MANSFIELD -- Rita Falquette and Patty Dowdy are on opposite sides of the political aisle, but that doesn’t stop them from working together to make sure others exercise their right to vote.
Falquette and Dowdy are both seasonal workers for the Richland County Board of Elections. The pair is responsible for hand-delivering absentee ballots to registered voters in every Richland County nursing home.
“(Residents) are usually pretty much confined to the nursing home, so they obviously couldn’t get to the polls on election day, but they still need to have their voices heard,” said Director Paulette Hankins of the Richland County Board of Elections.
Falquette has worked the nursing home circuit for the board of elections for about seven years. Dowdy joined her two years ago after 15 years as a poll worker.
Falquette and Dowdy make their rounds in the four or five weeks leading up to Election Day, meeting one resident at a time and answering any questions they may have about how to fill out the ballot.
They are permitted to help a resident mark their ballot if a physical health issue like arthritis prevents them from filling it out, but they are strictly prohibited from trying to influence any voter.
Both women said their favorite part of the job is meeting the residents.
“They love it. They want to vote. They’re all really happy that we’re there and helping them,” Dowdy said. “We get to know the people. They look forward to seeing us; they remember us.”
During previous elections, the pair visited more than a dozen nursing homes across the county, but this year their work looks a little different. Due to COVID-19 restrictions, they only got to interact with residents at two local nursing homes. At the other facilities, they swore in staff members (one Republican and one Democrat) to do the job.
Dayspring Care Facility was one of the few nursing homes that permitted Falquette and Dowdy to visit this year. They sat outside on a patio while residents met with them one by one on the other side of a cracked window and plexiglass shield.
Dayspring set up microphones and speakers on both sides of the window so the elections workers and residents could easily communicate. To further ensure the residents’ safety, Falquette and Dowdy donned face masks, shields, gloves and plastic gowns.

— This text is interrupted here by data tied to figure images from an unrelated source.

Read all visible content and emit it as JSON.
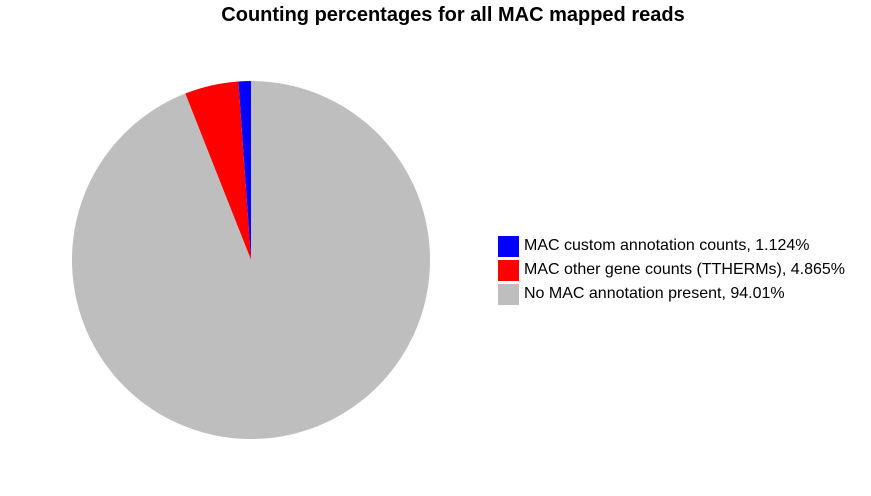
{
  "chart_data": {
    "type": "pie",
    "title": "Counting percentages for all MAC mapped reads",
    "slices": [
      {
        "label": "MAC custom annotation counts, 1.124%",
        "value": 1.124,
        "color": "#0000ff"
      },
      {
        "label": "MAC other gene counts (TTHERMs), 4.865%",
        "value": 4.865,
        "color": "#ff0000"
      },
      {
        "label": "No MAC annotation present, 94.01%",
        "value": 94.01,
        "color": "#bebebe"
      }
    ],
    "start_angle": "12 o'clock",
    "direction": "counter-clockwise",
    "legend_position": "right"
  }
}
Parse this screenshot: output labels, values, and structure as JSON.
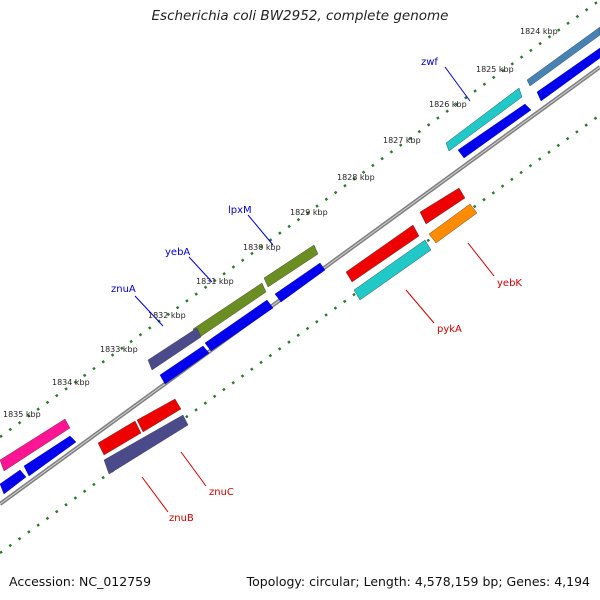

Despite the unconventional setup, voter turnout was higher than ever. Amy Clark, activities director at Dayspring, said there are typically between 20 to 25 residents who register to vote absentee.
“We had over 40 voters that day,” she said. “This year everybody wanted to vote. They've seen what's happening on TV and they wanted their voices heard.”
Clark said that many of the residents were dressed and ready to go by 8 a.m. -- a whole hour before voting was scheduled to start.
“They couldn’t contain themselves for two days. They were actually ready before the poll workers showed up,” she recalled. “They were very worried with the COVID that they weren’t going to be able to vote.
“A lot of our residents here are veterans and they fought for our freedom. I think it’s very important that we put out all the stops to do this for them.”
Falquette and Dowdy are required to stick together precisely because they have different political views. The board of elections staff is required to have an equal number of registered Republicans and Democrats at every function.
“It’s for checks and balances, so that the public knows that not one party is counting the ballots or tabulating the ballots or helping people vote,” Hankins said.
While the polls themselves are a hallmark of democracy, the work of running them is completely non-partisan.
“When we're hired to work there during voting season, we’re told right away, ‘Leave your politics at home,’ ” Dowdy said.
“Everybody that works down at the board of elections is so nice,” Falquette said. “We don’t really talk politics at work. That’s probably part of the reason we all get along.”